We may, in conclusion, sum up the whole theory of State action in the formula which we inherit from Rousseau—that Sovereignty is the exercise of the General Will.
First. All State action is General in its bearing and justification, even if particular, or rather {232} concrete, in its details. It is embodied in a system of rights, and there is no element of it which is not determined by a bearing upon a public interest. The verification of this truth, throughout, for example, our English system of public and private Acts of Parliament, would run parallel to the logical theory of the Universal Judgment as it passes into Judgments whose subjects are proper names. But the immediate point is that no rights are absolute, or detached from the whole, but all have their warrant in the aim of the whole, which at the same time implies their adjustment and regulation according to general principles.
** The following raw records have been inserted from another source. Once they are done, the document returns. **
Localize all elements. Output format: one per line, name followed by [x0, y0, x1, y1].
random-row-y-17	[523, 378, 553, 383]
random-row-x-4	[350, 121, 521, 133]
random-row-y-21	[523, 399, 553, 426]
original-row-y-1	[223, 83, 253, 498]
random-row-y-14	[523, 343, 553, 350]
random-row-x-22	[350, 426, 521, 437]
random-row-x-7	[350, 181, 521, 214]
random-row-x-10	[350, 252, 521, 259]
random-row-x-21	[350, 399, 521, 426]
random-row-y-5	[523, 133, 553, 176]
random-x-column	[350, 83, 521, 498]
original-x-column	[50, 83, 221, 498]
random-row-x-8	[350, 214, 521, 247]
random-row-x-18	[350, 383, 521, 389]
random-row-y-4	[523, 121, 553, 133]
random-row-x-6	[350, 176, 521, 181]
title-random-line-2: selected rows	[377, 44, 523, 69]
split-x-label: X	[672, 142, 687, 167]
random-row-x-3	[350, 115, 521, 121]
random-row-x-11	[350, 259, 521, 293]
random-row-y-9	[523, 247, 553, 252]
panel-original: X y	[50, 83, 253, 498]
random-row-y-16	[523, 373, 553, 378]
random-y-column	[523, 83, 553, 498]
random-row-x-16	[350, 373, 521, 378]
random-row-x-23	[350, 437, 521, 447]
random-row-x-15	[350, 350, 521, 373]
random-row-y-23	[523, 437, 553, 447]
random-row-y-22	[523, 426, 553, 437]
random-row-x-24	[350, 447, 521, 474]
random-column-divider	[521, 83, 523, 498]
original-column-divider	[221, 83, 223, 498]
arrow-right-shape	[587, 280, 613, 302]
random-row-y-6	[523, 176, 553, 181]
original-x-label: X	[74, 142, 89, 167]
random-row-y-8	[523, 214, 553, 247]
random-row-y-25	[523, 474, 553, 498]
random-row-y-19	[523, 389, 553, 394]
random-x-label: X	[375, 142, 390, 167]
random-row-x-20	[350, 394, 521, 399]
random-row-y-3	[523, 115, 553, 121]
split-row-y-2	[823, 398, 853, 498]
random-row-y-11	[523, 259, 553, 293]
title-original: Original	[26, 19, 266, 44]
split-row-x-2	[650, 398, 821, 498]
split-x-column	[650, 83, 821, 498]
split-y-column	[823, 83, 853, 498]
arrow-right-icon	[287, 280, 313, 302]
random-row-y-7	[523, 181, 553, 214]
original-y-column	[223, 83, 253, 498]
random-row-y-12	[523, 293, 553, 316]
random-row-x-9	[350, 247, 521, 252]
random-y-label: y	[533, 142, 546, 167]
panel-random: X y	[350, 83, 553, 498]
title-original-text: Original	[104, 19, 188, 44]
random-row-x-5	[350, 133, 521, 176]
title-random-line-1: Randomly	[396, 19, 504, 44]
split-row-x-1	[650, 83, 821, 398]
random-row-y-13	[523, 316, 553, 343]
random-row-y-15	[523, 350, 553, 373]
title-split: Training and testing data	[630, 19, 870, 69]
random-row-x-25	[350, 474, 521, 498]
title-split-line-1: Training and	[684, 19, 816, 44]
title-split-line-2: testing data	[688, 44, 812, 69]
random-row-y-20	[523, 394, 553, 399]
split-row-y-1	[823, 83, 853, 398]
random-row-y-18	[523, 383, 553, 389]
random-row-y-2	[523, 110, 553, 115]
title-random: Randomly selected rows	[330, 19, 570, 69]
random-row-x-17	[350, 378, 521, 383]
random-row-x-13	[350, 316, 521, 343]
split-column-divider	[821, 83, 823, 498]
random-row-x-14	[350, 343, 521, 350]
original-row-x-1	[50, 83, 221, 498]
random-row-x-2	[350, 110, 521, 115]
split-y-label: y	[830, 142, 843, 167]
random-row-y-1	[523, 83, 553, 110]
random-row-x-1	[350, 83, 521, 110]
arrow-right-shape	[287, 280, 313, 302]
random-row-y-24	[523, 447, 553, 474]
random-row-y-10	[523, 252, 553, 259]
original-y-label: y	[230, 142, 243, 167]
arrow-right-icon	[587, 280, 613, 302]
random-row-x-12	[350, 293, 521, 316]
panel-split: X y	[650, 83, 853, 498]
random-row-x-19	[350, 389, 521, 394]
This generality of law is practically an immense protection to individuals against arbitrary interference. It makes every regulation strike a class and not a single person.
And, secondly. All State action is at bottom the exercise of a Will; the real Will, or the Will as logically implied in intelligences as such, and more or less recognised as imperative upon them. And, therefore, though in the form of force it acts through automatism, that is, not directly as conscious Will, but through a system which gives rise to acts by influences apparently alien, yet the root and source of the whole structure is of the nature of Will, and its end, like that of organic automatism, is to clear the road for true volition; it is “forcing men to be free.” And in so far as by misdirection of the automatic [1] process it {234} encroaches on the region of living Will the region where the good realises itself directly by its own force as a motive it is “sawing off the branch on which it sits,” and superseding the aim by the instrument.
[1] It must not be forgotten that the State is, by its nature, under a constant temptation to throw its weight on the side of the automatic process. A most striking example is its adoption of the automatic water-carriage system in drainage, with far-reaching economic consequences. See Poore’s Rural Hygiene and The Dwelling House.